The evaluation compares three configurations: the original LLM-enabled planner (GPT-4o), the same planner with an undistilled SLM (Llama-3.2-3B), and the planner with a PRISM-distilled SLM. The primary metric is planning success rate.
Key Results
- Performance: PRISM-distilled SLMs achieve over 93% of the planning success rate of GPT-4o across all three domains, a substantial improvement over undistilled SLMs, which achieve only 10–20% of LLM performance.
- Efficiency: The distilled SLMs run in real-time on robot hardware, with latency within 200ms of GPT-4o under ideal network conditions and over 1s faster under realistic (high-latency) conditions. This enables deterministic, network-independent planning.
- Generalization: The distilled planners generalize across heterogeneous robotic platforms and diverse environments, including both indoor and outdoor settings.
- Ablation: Removing environment masking or plan validation from the data synthesis pipeline significantly degrades performance, highlighting the importance of interactive, validated data for effective distillation.
Implementation Details
- Data Synthesis: All training data is generated synthetically via LLM prompting, requiring only a high-level configuration of the planner’s action and observation spaces.
- Fine-tuning: SLMs are fine-tuned using the Unsloth library (built on Huggingface Transformers and PyTorch) with LoRA for parameter-efficient adaptation. Hyperparameters are tuned per domain, with typical settings including 5 epochs, learning rates in the range 1e-4 to 2e-4, and LoRA ranks between 16 and 32.
- Deployment: The resulting SLMs are deployed on standard robot compute platforms (e.g., Nvidia Jetson Orin NX, RTX 4000), with memory footprints under 5GB, enabling on-device inference without reliance on cloud infrastructure.
Implications and Discussion
PRISM demonstrates that high-quality, on-device LLM planners can be distilled from LLMs using only synthetic data, without manual annotation or simulation. This has several practical implications:
- Scalability: The approach is scalable to new domains and robot platforms, as it requires minimal human input and no real-world data collection.
- Robustness: On-device planners are robust to network failures and can be deployed in unstructured or remote environments.
- Reproducibility: The release of code, models, and datasets facilitates reproducibility and further research.
However, the method inherits certain limitations from the underlying LLMs.
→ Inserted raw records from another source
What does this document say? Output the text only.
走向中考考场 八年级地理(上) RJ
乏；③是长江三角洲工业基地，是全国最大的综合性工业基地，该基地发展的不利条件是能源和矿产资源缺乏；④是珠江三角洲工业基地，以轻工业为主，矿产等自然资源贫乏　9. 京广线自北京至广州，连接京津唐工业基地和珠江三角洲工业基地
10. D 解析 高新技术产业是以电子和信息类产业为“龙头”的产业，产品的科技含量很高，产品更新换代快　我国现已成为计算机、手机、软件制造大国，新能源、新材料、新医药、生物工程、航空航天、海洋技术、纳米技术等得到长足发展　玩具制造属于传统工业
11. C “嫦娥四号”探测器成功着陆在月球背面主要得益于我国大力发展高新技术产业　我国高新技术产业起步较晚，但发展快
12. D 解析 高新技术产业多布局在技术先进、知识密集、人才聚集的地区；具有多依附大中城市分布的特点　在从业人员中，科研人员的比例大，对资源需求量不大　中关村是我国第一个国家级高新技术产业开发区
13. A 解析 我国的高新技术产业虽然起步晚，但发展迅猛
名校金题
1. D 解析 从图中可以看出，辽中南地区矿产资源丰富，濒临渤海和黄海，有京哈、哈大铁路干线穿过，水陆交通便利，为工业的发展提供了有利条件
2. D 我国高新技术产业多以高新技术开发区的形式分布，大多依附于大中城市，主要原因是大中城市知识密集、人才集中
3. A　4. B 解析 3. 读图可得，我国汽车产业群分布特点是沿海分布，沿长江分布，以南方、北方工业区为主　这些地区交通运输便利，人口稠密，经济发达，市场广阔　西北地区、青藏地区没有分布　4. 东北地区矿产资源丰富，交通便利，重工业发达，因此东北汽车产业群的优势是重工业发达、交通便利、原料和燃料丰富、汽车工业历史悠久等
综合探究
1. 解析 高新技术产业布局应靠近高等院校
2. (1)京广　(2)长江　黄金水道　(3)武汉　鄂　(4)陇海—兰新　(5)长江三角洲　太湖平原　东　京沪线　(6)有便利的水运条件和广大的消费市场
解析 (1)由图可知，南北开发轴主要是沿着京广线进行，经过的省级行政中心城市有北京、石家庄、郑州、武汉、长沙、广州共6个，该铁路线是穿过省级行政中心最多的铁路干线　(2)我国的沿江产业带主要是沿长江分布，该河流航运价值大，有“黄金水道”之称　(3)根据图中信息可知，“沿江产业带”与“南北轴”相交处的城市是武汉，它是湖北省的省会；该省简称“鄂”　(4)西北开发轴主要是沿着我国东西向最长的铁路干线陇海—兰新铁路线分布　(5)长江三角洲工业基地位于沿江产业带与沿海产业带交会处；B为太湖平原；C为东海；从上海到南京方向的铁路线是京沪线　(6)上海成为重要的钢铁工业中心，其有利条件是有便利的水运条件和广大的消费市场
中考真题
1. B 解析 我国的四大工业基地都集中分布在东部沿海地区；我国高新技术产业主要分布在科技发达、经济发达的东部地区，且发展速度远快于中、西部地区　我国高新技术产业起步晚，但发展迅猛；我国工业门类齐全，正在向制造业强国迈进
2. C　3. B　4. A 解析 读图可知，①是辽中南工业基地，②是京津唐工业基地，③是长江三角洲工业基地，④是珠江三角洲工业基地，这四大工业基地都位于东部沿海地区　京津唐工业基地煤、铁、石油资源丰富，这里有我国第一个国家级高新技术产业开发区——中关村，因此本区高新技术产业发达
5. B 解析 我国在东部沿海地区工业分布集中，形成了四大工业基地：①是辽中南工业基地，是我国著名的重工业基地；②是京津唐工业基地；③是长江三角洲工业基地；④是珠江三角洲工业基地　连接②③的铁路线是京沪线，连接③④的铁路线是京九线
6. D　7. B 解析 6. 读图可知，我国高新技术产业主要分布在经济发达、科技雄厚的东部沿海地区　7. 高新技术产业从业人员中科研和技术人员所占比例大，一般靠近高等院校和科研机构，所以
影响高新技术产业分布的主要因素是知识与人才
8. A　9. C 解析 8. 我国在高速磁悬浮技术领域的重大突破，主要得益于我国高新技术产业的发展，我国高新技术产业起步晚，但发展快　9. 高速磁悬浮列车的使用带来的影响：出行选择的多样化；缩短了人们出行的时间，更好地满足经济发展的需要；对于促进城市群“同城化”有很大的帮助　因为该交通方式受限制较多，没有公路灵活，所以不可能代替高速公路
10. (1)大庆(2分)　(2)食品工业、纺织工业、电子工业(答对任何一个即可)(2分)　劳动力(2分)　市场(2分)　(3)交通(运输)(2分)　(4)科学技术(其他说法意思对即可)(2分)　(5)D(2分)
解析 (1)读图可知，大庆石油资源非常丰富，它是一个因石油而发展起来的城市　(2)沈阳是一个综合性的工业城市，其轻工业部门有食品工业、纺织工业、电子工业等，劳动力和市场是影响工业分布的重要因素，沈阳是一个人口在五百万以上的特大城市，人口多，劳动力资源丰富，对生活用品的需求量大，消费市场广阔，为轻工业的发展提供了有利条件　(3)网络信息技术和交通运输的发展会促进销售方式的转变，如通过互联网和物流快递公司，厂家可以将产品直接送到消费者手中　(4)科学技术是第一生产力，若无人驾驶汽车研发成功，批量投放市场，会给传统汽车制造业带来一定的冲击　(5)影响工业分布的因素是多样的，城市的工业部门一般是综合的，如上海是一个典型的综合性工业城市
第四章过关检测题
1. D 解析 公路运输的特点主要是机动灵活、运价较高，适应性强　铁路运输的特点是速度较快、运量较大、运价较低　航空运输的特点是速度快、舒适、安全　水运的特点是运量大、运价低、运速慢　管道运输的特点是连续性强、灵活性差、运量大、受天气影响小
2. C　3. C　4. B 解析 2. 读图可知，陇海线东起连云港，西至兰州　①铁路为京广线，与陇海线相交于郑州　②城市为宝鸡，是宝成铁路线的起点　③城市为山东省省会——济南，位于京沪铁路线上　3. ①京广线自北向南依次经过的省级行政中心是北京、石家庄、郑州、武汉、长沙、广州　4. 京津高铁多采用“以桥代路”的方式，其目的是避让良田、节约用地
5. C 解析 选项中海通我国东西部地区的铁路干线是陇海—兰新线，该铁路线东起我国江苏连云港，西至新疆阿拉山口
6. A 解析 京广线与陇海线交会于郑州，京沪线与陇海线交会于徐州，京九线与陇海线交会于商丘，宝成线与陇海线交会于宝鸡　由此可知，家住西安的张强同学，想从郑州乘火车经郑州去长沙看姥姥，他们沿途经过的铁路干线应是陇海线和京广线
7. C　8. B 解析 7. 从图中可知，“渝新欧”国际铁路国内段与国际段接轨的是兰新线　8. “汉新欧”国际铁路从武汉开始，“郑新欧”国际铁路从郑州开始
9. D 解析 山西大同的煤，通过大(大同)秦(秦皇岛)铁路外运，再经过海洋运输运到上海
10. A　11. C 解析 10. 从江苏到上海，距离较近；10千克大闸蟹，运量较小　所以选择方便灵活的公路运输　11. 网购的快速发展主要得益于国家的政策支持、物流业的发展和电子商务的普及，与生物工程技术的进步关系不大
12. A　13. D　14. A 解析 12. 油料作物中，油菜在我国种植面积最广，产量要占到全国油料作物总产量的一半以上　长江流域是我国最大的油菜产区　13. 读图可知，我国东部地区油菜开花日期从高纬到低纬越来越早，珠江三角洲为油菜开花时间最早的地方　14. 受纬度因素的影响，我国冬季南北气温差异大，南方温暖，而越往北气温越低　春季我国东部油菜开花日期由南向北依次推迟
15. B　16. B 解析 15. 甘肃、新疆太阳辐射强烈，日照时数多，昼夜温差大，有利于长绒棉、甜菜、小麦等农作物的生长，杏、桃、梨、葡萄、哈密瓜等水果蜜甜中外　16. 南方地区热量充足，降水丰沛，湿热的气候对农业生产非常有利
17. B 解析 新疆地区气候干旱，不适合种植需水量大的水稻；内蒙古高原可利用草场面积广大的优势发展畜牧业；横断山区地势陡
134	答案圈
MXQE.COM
The distilled SLMs are constrained by the expressivity of the action and observation spaces and may struggle with tasks requiring complex spatial reasoning or formal action representations (e.g., code generation). Additionally, safety vulnerabilities present in LLM-enabled planners (e.g., unsafe action generation) are likely to persist in the distilled models, necessitating further research into integrated safety mechanisms.
Future Directions
Potential avenues for future work include:
- Improved Data Synthesis: Enhancing the quality and diversity of synthetic scenarios, particularly for tasks requiring advanced spatial or temporal reasoning.
- Safety Integration: Incorporating safety objectives or constraints directly into the distillation process, possibly via reinforcement learning or constitutional AI techniques.
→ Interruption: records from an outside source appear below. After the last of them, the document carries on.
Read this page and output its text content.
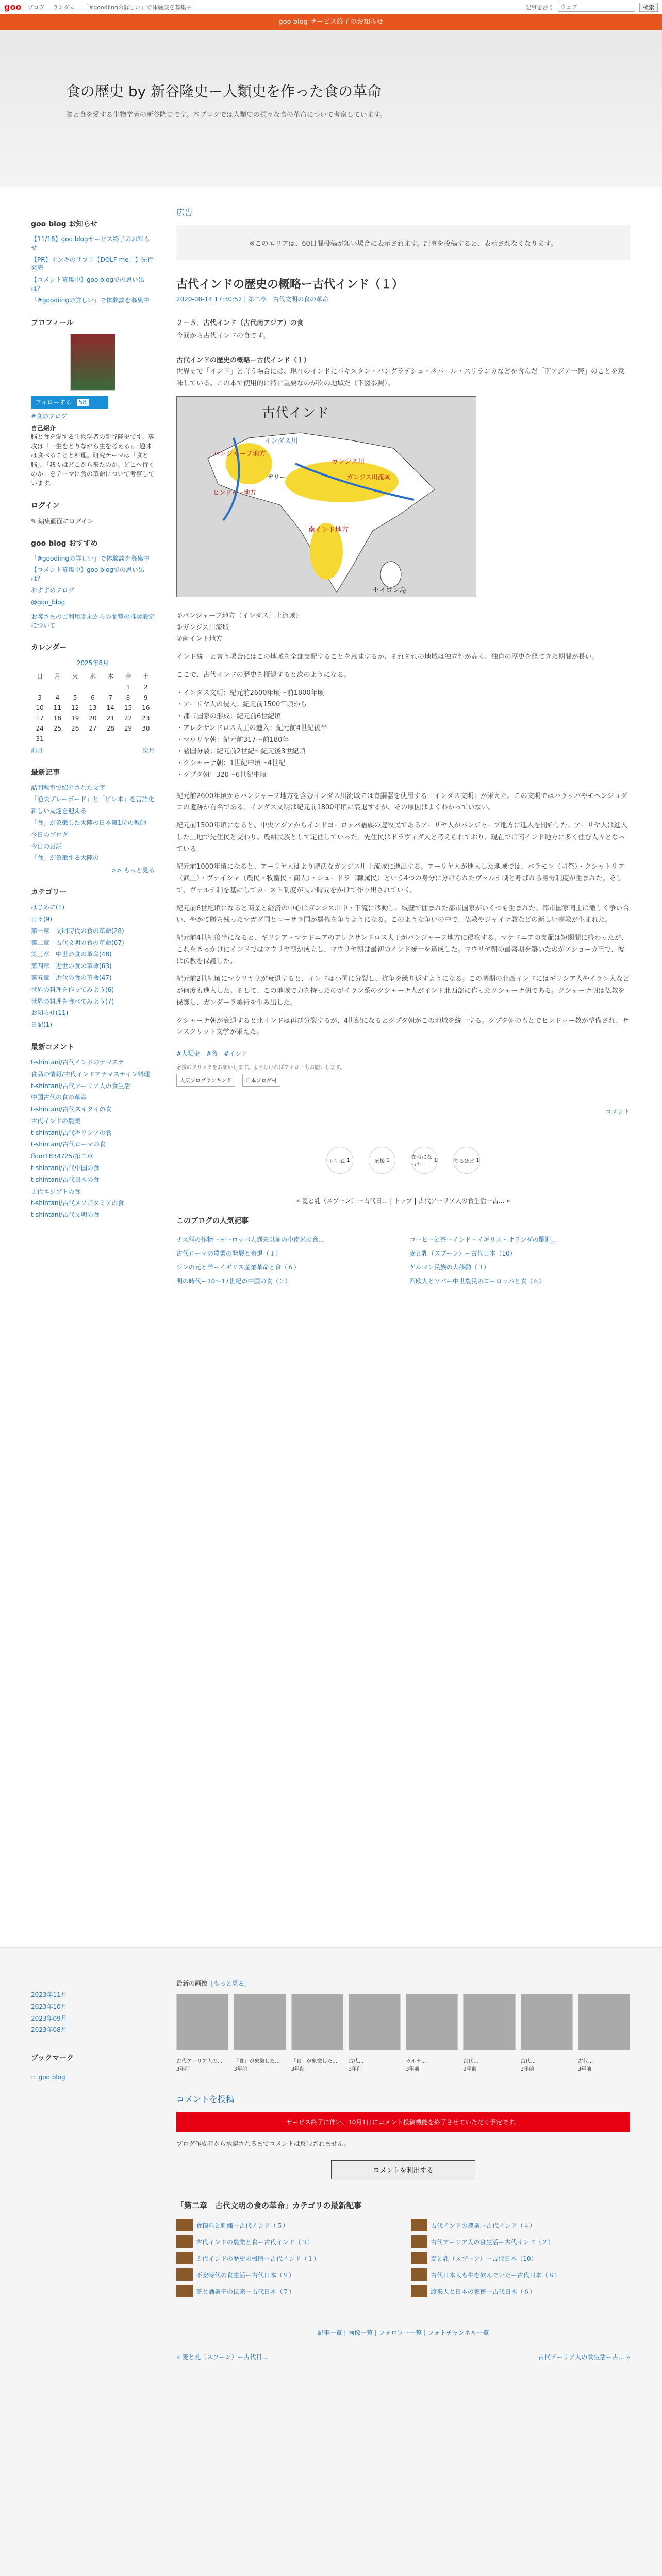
goo ブログ ランダム 「#goodiingの詳しい」で体験談を募集中	記事を書く
ウェブ	検索
goo blog サービス終了のお知らせ
食の歴史 by 新谷隆史ー人類史を作った食の革命

脳と食を愛する生物学者の新谷隆史です。本ブログでは人類史の様々な食の革命について考察しています。

goo blog お知らせ
【11/18】goo blogサービス終了のお知らせ
【PR】ナンキのサプリ【DOLF me！】先行発売
【コメント募集中】goo blogでの思い出は？
「#goodiingの詳しい」で体験談を募集中
プロフィール
フォローする 58

#食のブログ

自己紹介

脳と食を愛する生物学者の新谷隆史です。専攻は「一生をとりながら生を考える」。趣味は食べることと料理。研究テーマは「食と脳」。「我々はどこから来たのか、どこへ行くのか」をテーマに食の革命について考察しています。

ログイン

✎ 編集画面にログイン

goo blog おすすめ
「#goodiingの詳しい」で体験談を募集中
【コメント募集中】goo blogでの思い出は？
おすすめブログ
@goo_blog

お客さまのご利用端末からの閲覧の推奨設定について

カレンダー
2025年8月
日	月	火	水	木	金	土
					1	2
3	4	5	6	7	8	9
10	11	12	13	14	15	16
17	18	19	20	21	22	23
24	25	26	27	28	29	30
31						
前月	次月
最新記事
詰問教室で紹介された文字
「漁夫ブレーボード」と「ビレ本」を言語化
新しい友達を迎える
「食」が象徴した大陸の日本第1位の教師
今日のブログ
今日のお話
「食」が象徴する大陸の

>> もっと見る

カテゴリー
はじめに(1)
日々(9)
第一章　文明時代の食の革命(28)
第二章　古代文明の食の革命(67)
第三章　中世の食の革命(48)
第四章　近世の食の革命(63)
第五章　近代の食の革命(47)
世界の料理を作ってみよう(6)
世界の料理を食べてみよう(7)
お知らせ(11)
日記(1)
最新コメント
t-shintani/古代インドのナマステ
食品の情報/古代インドアナマステイン料理
t-shintani/古代アーリア人の食生活
中国古代の食の革命
t-shintani/古代スキタイの食
古代インドの農業
t-shintani/古代ギリシアの食
t-shintani/古代ローマの食
floor1834725/第二章
t-shintani/古代中国の食
t-shintani/古代日本の食
古代エジプトの食
t-shintani/古代メソポタミアの食
t-shintani/古代文明の食
広告
※このエリアは、60日間投稿が無い場合に表示されます。記事を投稿すると、表示されなくなります。
古代インドの歴史の概略ー古代インド（１）
2020-08-14 17:30:52 | 第二章　古代文明の食の革命

２－５．古代インド（古代南アジア）の食

今回から古代インドの食です。

古代インドの歴史の概略ー古代インド（１）

世界史で「インド」と言う場合には、現在のインドにパキスタン・バングラデシュ・ネパール・スリランカなどを含んだ「南アジア一帯」のことを意味している。この本で使用的に特に重要なのが次の地域だ（下図参照）。

古代インド
インダス川
パンジャーブ地方
ガンジス川
デリー
ヒンドゥー地方
ガンジス川流域
南インド地方
セイロン島

①パンジャーブ地方（インダス川上流域）
②ガンジス川流域
③南インド地方

インド統一と言う場合にはこの地域を全部支配することを意味するが、それぞれの地域は独立性が高く、独自の歴史を経てきた期間が長い。

ここで、古代インドの歴史を概観すると次のようになる。

・インダス文明：紀元前2600年頃〜前1800年頃

・アーリヤ人の侵入：紀元前1500年頃から

・都市国家の形成：紀元前6世紀頃

・アレクサンドロス大王の進入：紀元前4世紀後半

・マウリヤ朝：紀元前317〜前180年

・諸国分裂：紀元前2世紀〜紀元後3世紀頃

・クシャーナ朝：1世紀中頃〜4世紀

・グプタ朝：320〜6世紀中頃

紀元前2600年頃からパンジャーブ地方を含むインダス川流域では青銅器を使用する「インダス文明」が栄えた。この文明ではハラッパやモヘンジョダロの遺跡が有名である。インダス文明は紀元前1800年頃に衰退するが、その原因はよくわかっていない。

紀元前1500年頃になると、中央アジアからインドヨーロッパ語族の遊牧民であるアーリヤ人がパンジャーブ地方に進入を開始した。アーリヤ人は進入した土地で先住民と交わり、農耕民族として定住していった。先住民はドラヴィダ人と考えられており、現在では南インド地方に多く住む人々となっている。

紀元前1000年頃になると、アーリヤ人はより肥沃なガンジス川上流域に進出する。アーリヤ人が進入した地域では、バラモン（司祭）・クシャトリア（武士）・ヴァイシャ（農民・牧畜民・商人）・シュードラ（隷属民）という4つの身分に分けられたヴァルナ制と呼ばれる身分制度が生まれた。そして、ヴァルナ制を基にしてカースト制度が長い時間をかけて作り出されていく。

紀元前6世紀頃になると商業と経済の中心はガンジス川中・下流に移動し、城壁で囲まれた都市国家がいくつも生まれた。都市国家同士は激しく争い合い、やがて勝ち残ったマガダ国とコーサラ国が覇権を争うようになる。このような争いの中で、仏教やジャイナ教などの新しい宗教が生まれた。

紀元前4世紀後半になると、ギリシア・マケドニアのアレクサンドロス大王がパンジャーブ地方に侵攻する。マケドニアの支配は短期間に終わったが、これをきっかけにインドではマウリヤ朝が成立し、マウリヤ朝は最初のインド統一を達成した。マウリヤ朝の最盛期を築いたのがアショーカ王で、彼は仏教を保護した。

紀元前2世紀頃にマウリヤ朝が衰退すると、インドは小国に分裂し、抗争を繰り返すようになる。この時期の北西インドにはギリシア人やイラン人などが何度も進入した。そして、この地域で力を持ったのがイラン系のクシャーナ人がインド北西部に作ったクシャーナ朝である。クシャーナ朝は仏教を保護し、ガンダーラ美術を生み出した。

クシャーナ朝が衰退すると北インドは再び分裂するが、4世紀になるとグプタ朝がこの地域を統一する。グプタ朝のもとでヒンドゥー教が整備され、サンスクリット文学が栄えた。

#人類史　#食　#インド

応援のクリックをお願いします。よろしければフォローもお願いします。

人気ブログランキング	日本ブログ村

コメント

いいね
1	応援
1	参考になった

1	なるほど
1
« 麦と乳（スプーン）ー古代日... | トップ | 古代アーリア人の食生活ー古... »
このブログの人気記事
ナス科の作物ーヨーロッパ人到来以前の中南米の食...	コーヒーと茶ーインド・イギリス・オランダの躍進...
古代ローマの農業の発展と衰退（１）	麦と乳（スプーン）ー古代日本（10）
ジンの元と羊ーイギリス産業革命と食（６）	ゲルマン民族の大移動（３）
明の時代ー10〜17世紀の中国の食（３）	西欧人とソバー中世農民のヨーロッパと食（６）

2023年11月

2023年10月

2023年09月

2023年08月

ブックマーク

☞ goo blog

最新の画像［もっと見る］

古代アーリア人の...
3年前
「食」が象徴した...
3年前
「食」が象徴した...
3年前
古代...
3年前
カルテ...
3年前
古代...
3年前
古代...
3年前
古代...
3年前
コメントを投稿
サービス終了に伴い、10月1日にコメント投稿機能を終了させていただく予定です。

ブログ作成者から承認されるまでコメントは反映されません。

コメントを利用する
「第二章　古代文明の食の革命」カテゴリの最新記事
食糧料と刺繍ー古代インド（５）	古代インドの農業ー古代インド（４）
古代インドの農業と食ー古代インド（３）	古代アーリア人の食生活ー古代インド（２）
古代インドの歴史の概略ー古代インド（１）	麦と乳（スプーン）ー古代日本（10）
不安時代の食生活ー古代日本（９）	古代日本人も牛を飲んでいたー古代日本（８）
茶と酒業子の伝来ー古代日本（７）	渡来人と日本の家畜ー古代日本（６）

記事一覧 | 画像一覧 | フォロワー一覧 | フォトチャンネル一覧

« 麦と乳（スプーン）ー古代日...	古代アーリア人の食生活ー古... »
- Broader Action Spaces: Extending the framework to planners with more complex or formal action representations, such as code or temporal logic.
Conclusion
PRISM provides a practical and effective solution for deploying LLM-based robot planners on-device, overcoming the computational and infrastructural barriers of LLMs. By automating data synthesis and distillation, it enables the creation of efficient, high-performing SLMs that can be readily integrated into existing robotic systems, broadening the applicability of language-driven robot planning in real-world settings.